Knowing these risks, it might seem implausible that humans would just suddenly stop geoengineering efforts once they’ve started. Why not just keep pumping sulfur dioxide into the air ad infinitum to keep the planet on life support? Robock explains that the scenario they used isn't definitive—it's just a possible option. And there's a possibility that we might not willingly stop geoengineering.
Say the world came together and decided that solar geoengineering is our only hope for survival. Planes start flying over the equator, spraying millions of tons of gas. The planet cools—but alas, this doesn’t affect everyone equally. Some nations might find themselves the beneficiaries of extra precipitation, while others descend into drought.

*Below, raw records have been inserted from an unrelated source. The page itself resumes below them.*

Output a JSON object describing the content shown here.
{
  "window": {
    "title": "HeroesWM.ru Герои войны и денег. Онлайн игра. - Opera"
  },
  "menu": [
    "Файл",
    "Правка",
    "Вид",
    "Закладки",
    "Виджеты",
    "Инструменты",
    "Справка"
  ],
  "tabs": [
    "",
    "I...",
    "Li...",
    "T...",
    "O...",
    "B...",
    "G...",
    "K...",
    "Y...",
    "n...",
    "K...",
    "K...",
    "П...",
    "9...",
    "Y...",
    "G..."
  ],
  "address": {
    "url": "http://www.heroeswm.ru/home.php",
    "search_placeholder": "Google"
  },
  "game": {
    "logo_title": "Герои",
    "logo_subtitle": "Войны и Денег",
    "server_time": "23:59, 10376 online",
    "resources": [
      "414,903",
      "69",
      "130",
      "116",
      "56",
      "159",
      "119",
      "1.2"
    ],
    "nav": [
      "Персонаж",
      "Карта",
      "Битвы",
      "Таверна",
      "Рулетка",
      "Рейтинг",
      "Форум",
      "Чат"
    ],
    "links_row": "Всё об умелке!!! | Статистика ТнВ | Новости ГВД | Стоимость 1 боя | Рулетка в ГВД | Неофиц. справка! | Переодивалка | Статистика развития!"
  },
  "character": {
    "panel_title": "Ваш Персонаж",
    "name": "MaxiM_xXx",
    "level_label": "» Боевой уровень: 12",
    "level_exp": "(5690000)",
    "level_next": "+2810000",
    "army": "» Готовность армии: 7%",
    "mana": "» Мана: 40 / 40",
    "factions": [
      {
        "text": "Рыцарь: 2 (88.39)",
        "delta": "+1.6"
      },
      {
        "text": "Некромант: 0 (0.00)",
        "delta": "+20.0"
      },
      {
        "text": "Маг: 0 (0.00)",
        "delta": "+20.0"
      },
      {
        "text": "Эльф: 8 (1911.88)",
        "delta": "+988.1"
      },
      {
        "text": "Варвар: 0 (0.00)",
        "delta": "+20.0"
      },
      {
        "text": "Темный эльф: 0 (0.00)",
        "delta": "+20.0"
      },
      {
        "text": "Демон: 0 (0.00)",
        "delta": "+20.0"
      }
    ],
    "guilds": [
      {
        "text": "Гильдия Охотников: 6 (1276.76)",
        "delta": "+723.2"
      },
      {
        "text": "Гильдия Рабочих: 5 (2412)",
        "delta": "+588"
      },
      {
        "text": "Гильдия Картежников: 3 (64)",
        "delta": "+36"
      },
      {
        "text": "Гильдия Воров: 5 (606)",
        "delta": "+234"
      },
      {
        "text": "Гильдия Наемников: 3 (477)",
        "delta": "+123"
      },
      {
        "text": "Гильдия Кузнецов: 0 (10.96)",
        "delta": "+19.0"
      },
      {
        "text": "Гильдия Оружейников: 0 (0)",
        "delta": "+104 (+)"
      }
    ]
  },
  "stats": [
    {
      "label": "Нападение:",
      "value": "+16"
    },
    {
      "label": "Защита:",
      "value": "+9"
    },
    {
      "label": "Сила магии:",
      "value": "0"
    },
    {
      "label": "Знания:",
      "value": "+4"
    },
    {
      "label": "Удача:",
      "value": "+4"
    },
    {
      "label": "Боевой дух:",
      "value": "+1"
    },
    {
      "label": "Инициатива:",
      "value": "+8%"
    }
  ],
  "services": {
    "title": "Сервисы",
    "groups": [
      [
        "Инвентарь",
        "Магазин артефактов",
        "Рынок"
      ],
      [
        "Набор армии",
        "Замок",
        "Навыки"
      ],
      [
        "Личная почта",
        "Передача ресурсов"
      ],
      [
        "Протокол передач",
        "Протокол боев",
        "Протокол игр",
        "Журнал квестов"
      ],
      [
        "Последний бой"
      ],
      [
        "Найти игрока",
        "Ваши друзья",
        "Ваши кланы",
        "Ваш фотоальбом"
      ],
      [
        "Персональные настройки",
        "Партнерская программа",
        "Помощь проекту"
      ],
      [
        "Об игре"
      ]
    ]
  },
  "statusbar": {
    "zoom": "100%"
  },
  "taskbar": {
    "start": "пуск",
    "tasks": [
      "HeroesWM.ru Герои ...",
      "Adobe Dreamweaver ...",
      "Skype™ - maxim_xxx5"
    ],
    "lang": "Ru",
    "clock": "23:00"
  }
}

In that situation, a massive country like China or India suffering ill effects could blame the geoengineers and demand they stop. “There is the potential for clubs of countries to wield a lot of power to make a global geoengineering deployment work more for their interests than for less powerful countries,” says lead author Chris Trisos of the University of Maryland.
Or maybe the Earth itself plays a wildcard. Volcanoes spew their own sulfur dioxide into the atmosphere all the time; get a big enough eruption and you can send the climate into disarray. That happened in 1815 with the eruption of Mount Tambora, which led to the Year Without a Summer. Or Laki in 1783, which caused famine in India and China because it weakened vital monsoons.
“If there was a series of volcanic eruptions that produce a cooling effect, then that might be the reason why people say, ‘Well, actually, we better stop doing the solar engineering,’” says University of East Anglia environmental scientist Phil Williamson, who was not an author of the paper but who penned a companion analysis of it. “And then you get the rebound effect as a result of that.”
To be fair, science’s exploration of solar geoengineering is still in its early days. Hell, the technology to do it doesn’t even exist yet. It may well be that scientists find that deploying aerosols is just too risky. Maybe a better idea is 2CO2 sequestration. Or marine cloud brightening, as another way to bounce light back into space.
But now is the time to start considering the ethical and regulatory pitfalls of pursuing such a strategy. Late last year, Congressman Jerry McNerney introduced a bill that would require the National Academies of Science to produce two reports—one that looks at research avenues and another that looks at oversight. “I hope that we can sooner rather than later figure out what the potential benefits and risks are of doing this geoengineering so society will know whether it's even a possibility,” says Robock. “If not, if it's too dangerous, then it'll put a lot more pressure on us to do mitigation soon rather than later.”
“The ultimate fear with geoengineering is that we're trying to alter a system that's much too complex for us to truly predict,” says Fleming. “So doing that can put us in a worse situation than we're in already.”